Minggu pertama, TV begitu ramai memberitakan sekelompok orang di kelurahan, di kecamatan atau di masjid menyatakan kesetiaan kepada RI dan mengaku tanpa tekanan. Mereka komat kamit mengucap sumpah, didampingi orang berseragam hijau membawa senjata. Itukah janji kesetiaan tanpa tekanan?

Minggu kedua, banyak tenda didirikan di lapangan, menampung para wanita dan anak-anak ditempat yang aman.Tak berbekal sesuatu apapun, bahkan memotong tali pusar bayi yang dilahirkannya pun tak sempat. Tak ada yang bisa dimakan, tak ada susu buat adik bayi, tak ada para lelaki pencari nafkah. Inikah tempat yang aman untuk berteduh?

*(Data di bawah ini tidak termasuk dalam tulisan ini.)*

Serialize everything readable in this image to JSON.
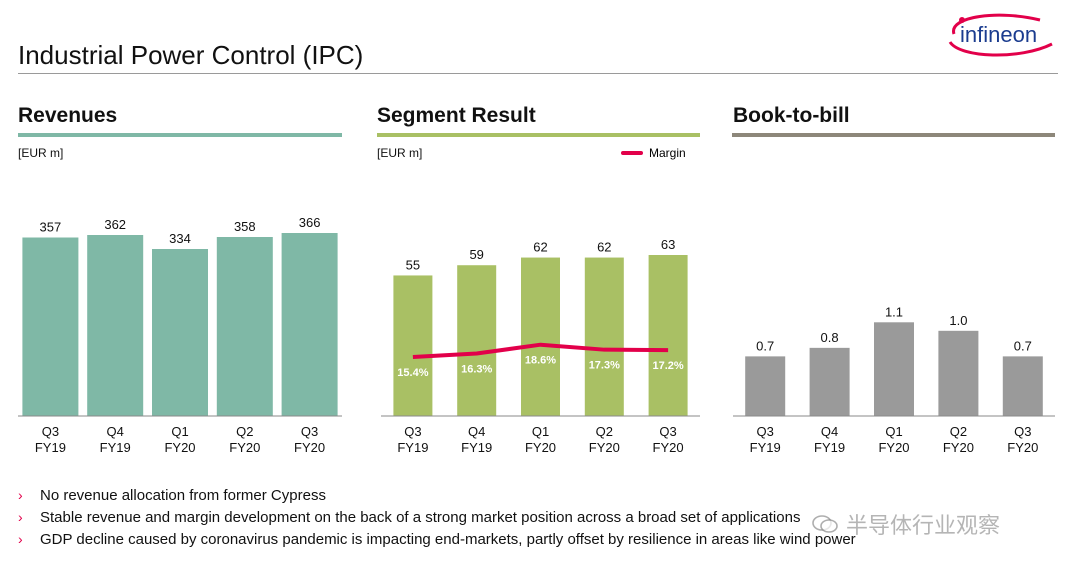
{
  "page": {
    "title": "Industrial Power Control (IPC)",
    "logo_text": "infineon"
  },
  "colors": {
    "revenue_bar": "#7fb8a6",
    "segment_bar": "#a9c064",
    "btb_bar": "#9a9a9a",
    "margin_line": "#e2004a",
    "rule_revenue": "#7fb8a6",
    "rule_segment": "#a9c064",
    "rule_btb": "#8d877a"
  },
  "panels": {
    "revenues": {
      "heading": "Revenues",
      "unit": "[EUR m]"
    },
    "segment": {
      "heading": "Segment Result",
      "unit": "[EUR m]",
      "legend": "Margin"
    },
    "btb": {
      "heading": "Book-to-bill"
    }
  },
  "chart_data": [
    {
      "type": "bar",
      "title": "Revenues",
      "unit": "[EUR m]",
      "categories": [
        [
          "Q3",
          "FY19"
        ],
        [
          "Q4",
          "FY19"
        ],
        [
          "Q1",
          "FY20"
        ],
        [
          "Q2",
          "FY20"
        ],
        [
          "Q3",
          "FY20"
        ]
      ],
      "values": [
        357,
        362,
        334,
        358,
        366
      ],
      "labels": [
        "357",
        "362",
        "334",
        "358",
        "366"
      ],
      "ylim": [
        0,
        460
      ]
    },
    {
      "type": "bar",
      "title": "Segment Result",
      "unit": "[EUR m]",
      "categories": [
        [
          "Q3",
          "FY19"
        ],
        [
          "Q4",
          "FY19"
        ],
        [
          "Q1",
          "FY20"
        ],
        [
          "Q2",
          "FY20"
        ],
        [
          "Q3",
          "FY20"
        ]
      ],
      "values": [
        55,
        59,
        62,
        62,
        63
      ],
      "labels": [
        "55",
        "59",
        "62",
        "62",
        "63"
      ],
      "ylim": [
        0,
        90
      ],
      "series": [
        {
          "name": "Margin",
          "type": "line",
          "values": [
            15.4,
            16.3,
            18.6,
            17.3,
            17.2
          ],
          "labels": [
            "15.4%",
            "16.3%",
            "18.6%",
            "17.3%",
            "17.2%"
          ],
          "ylim": [
            0,
            60
          ]
        }
      ],
      "legend": "top-right"
    },
    {
      "type": "bar",
      "title": "Book-to-bill",
      "categories": [
        [
          "Q3",
          "FY19"
        ],
        [
          "Q4",
          "FY19"
        ],
        [
          "Q1",
          "FY20"
        ],
        [
          "Q2",
          "FY20"
        ],
        [
          "Q3",
          "FY20"
        ]
      ],
      "values": [
        0.7,
        0.8,
        1.1,
        1.0,
        0.7
      ],
      "labels": [
        "0.7",
        "0.8",
        "1.1",
        "1.0",
        "0.7"
      ],
      "ylim": [
        0,
        2.7
      ]
    }
  ],
  "bullets": [
    "No revenue allocation from former Cypress",
    "Stable revenue and margin development on the back of a strong market position across a broad set of applications",
    "GDP decline caused by coronavirus pandemic is impacting end-markets, partly offset by resilience in areas like wind power"
  ],
  "bullet_marker": "›",
  "watermark": "半导体行业观察"
}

Minggu ketiga, semakin banyak bala bantuan berseragam datang. Semakin banyak perempuan ditinggalkan. Semakin banyak negeri diobrak-abrik. Semakin banyak orang berlari, menyusup, tiarap, atau mati. Inikah negeri berlambang Pancasila?

Lelah menghitung hari dan minggu. Ada orang ditemukan lari dari Aceh, ada bom ditemukan di Aceh, ada GAM menyerahkan diri, ada ganja di ladang, ada senjata di bungker, ada pemimpin Aceh di Swedia, ada warga Aceh mengurus KTP dua warna, ada bule sembunyi di Aceh, ada wartawan hilang di Aceh, ada wartawan dipecat, dan hampir lupa..., ada jenderal dimutasi. Ada apa lagi?

Tiga hari berturut-turut, 20, 21, 22 Juni, warga melaporkan tiga tentara memperkosa empat perempuan Aceh. Dengan menandatangani pernyataan tidak boleh dipublikasikan. Berapa ribu yang tidak dilaporkan? Berapa puluh tahun pemandangan yang sama ditonton orang Aceh? Berapa juta liter darah tertumpah di sana? Berapa puluh janji terucap dari Jakarta?

Usai pemerkosaan, sang jenderal meminta maaf. Maaf, kuperkosa kau! Anak yang lahir akan menjawab: maaf, aku anak pemerkosa!!!